In his May 4 column (“This time, California puts forth right idea”), Donald Kaul proposed getting rid of bilingual education.
In a sink-or-swim situation, some non-English speakers will always swim. Of course, many more will sink. With a little less toughness or a few more non-academic problems, Mr. Kaul’s father sadly might have been one of those.
This country has had “sink or swim.” Perhaps Mr. Kaul should check the dropout rate for non-English speakers during those glory days before he opts for a return to the practice.
In the attempt to absorb the large number of minorities entering our nation, many states, including California, have reacted with something approaching panic. Suddenly we have large numbers of people crossing our borders who do not speak our language and with whom we can’t communicate. So we try to force them to learn English as quickly as possible – actually, more quickly than possible.
In some cases we enact legislation that appears xenophobic. In Arizona we have watched our neighboring states fall into this trap, and as a result, we have an opportunity to learn from their mistakes.
All Americans need to speak English. It is the language of practical communication; the primary language of government, trade and commerce; and probably the closest thing to an international lingua franca.

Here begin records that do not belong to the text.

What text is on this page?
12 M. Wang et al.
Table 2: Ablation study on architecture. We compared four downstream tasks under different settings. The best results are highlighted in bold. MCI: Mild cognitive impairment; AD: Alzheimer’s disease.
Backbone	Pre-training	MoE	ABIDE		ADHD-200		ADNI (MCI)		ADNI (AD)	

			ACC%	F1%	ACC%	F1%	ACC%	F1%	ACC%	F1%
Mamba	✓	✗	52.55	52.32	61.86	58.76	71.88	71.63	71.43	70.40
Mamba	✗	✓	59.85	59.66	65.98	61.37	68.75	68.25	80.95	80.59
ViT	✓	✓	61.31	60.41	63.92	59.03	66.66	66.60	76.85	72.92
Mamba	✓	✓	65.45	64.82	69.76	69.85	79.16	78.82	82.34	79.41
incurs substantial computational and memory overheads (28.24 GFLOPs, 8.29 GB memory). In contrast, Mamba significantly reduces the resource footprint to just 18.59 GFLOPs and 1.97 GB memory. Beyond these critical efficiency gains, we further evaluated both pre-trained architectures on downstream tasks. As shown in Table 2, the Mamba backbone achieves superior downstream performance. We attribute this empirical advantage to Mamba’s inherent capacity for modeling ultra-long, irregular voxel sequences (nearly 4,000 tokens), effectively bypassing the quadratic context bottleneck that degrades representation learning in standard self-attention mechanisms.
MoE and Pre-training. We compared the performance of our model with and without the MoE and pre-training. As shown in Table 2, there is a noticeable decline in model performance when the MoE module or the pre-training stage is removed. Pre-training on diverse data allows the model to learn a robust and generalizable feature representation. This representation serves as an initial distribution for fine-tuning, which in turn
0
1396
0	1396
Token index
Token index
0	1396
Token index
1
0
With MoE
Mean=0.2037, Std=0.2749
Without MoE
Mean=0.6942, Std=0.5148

Immigrants need it for practical reasons and they obviously want it for their children. Many are even willing to sacrifice the language of their traditions for it, but why should they have to choose? It is not necessary to give up one language to learn another. The human mind is capable of fluency in several languages.
Mr. Kaul believes that “bilingual education makes sense only to the degree that it accelerates the mastery of English.” I disagree.

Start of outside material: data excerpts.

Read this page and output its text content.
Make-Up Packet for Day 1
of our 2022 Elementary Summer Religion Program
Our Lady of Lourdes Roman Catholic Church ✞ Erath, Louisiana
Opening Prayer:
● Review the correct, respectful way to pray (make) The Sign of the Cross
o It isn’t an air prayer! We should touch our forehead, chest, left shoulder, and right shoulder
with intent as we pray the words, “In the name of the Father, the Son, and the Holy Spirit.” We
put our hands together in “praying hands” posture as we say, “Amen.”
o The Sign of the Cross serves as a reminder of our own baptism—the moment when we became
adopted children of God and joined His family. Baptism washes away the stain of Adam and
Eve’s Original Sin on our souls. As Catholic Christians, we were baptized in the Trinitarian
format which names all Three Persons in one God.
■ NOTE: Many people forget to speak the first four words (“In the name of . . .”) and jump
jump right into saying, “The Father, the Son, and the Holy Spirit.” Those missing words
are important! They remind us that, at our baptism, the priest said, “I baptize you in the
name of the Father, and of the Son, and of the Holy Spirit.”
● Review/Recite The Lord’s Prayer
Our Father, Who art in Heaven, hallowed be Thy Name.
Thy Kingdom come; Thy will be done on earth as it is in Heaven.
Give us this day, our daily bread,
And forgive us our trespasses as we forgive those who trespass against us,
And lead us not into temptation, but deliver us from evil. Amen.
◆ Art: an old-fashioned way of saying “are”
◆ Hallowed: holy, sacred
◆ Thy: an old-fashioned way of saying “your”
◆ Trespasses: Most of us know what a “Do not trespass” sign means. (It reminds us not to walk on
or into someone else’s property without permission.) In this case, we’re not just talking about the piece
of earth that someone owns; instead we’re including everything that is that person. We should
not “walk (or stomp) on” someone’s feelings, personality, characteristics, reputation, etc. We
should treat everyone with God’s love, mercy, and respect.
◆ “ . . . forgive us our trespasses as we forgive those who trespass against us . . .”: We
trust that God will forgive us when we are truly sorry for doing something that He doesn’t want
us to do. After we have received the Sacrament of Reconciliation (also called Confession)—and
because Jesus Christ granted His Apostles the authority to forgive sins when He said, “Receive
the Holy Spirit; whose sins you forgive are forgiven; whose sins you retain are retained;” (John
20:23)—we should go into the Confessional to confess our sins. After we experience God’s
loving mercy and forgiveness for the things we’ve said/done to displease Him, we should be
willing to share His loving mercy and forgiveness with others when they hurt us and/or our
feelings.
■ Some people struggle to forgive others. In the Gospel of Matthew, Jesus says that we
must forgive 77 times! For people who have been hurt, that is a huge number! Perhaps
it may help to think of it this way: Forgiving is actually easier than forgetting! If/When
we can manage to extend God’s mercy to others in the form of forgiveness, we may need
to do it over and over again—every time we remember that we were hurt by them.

Although a quality bilingual program increases achievement in English, that is not the only reason to promote bilingual education.
Having educated speakers of other languages is in our national political and economic best interests. English proficiency alone will not be sufficient for the international economic marketplace. Trade agreements such as NAFTA and the Free Trade Zone of the Americas, which would include 34 member nations, favors bilingualism. Being bilingual and biliterate is in the individual’s best interest, too, as it provides career opportunities.
But beyond these practical reasons, there are humanitarian reasons. If society accepts and encourages linguistic differences, the individual will feel free to integrate socially and politically, as well as economically. All humans need to be accepted for who they are. Language and ethnicity are part of personal identity.
Immigrants should not have to sacrifice their linguistic and cultural heritage. Quality bilingual programs can teach English as well as literacy in the native language. It is possible, even valued, to be a member of two cultures and speak and write two languages.
Surely many parents would embrace the opportunity to enroll their children in two-way bilingual programs. Dual language programs have an excellent track record and are highly regarded by parents and educators alike. According to studies by Virginia Collier and others, students enrolled in dual language programs for a number of years score higher on standardized tests, in both their first and second languages, than their monolingual peers.
Language minorities can be a problem to which we react or a resource to help us add other languages to our outmoded monolingualism. It depends on which viewpoint we choose as a state and as a nation. In one direction lies fear, divisiveness, resistance and clinging to the past.
In the other lies mutual understanding, respect and a movement into the future. Antonio R. Hurtado is a bilingual teacher and lives in Glendale.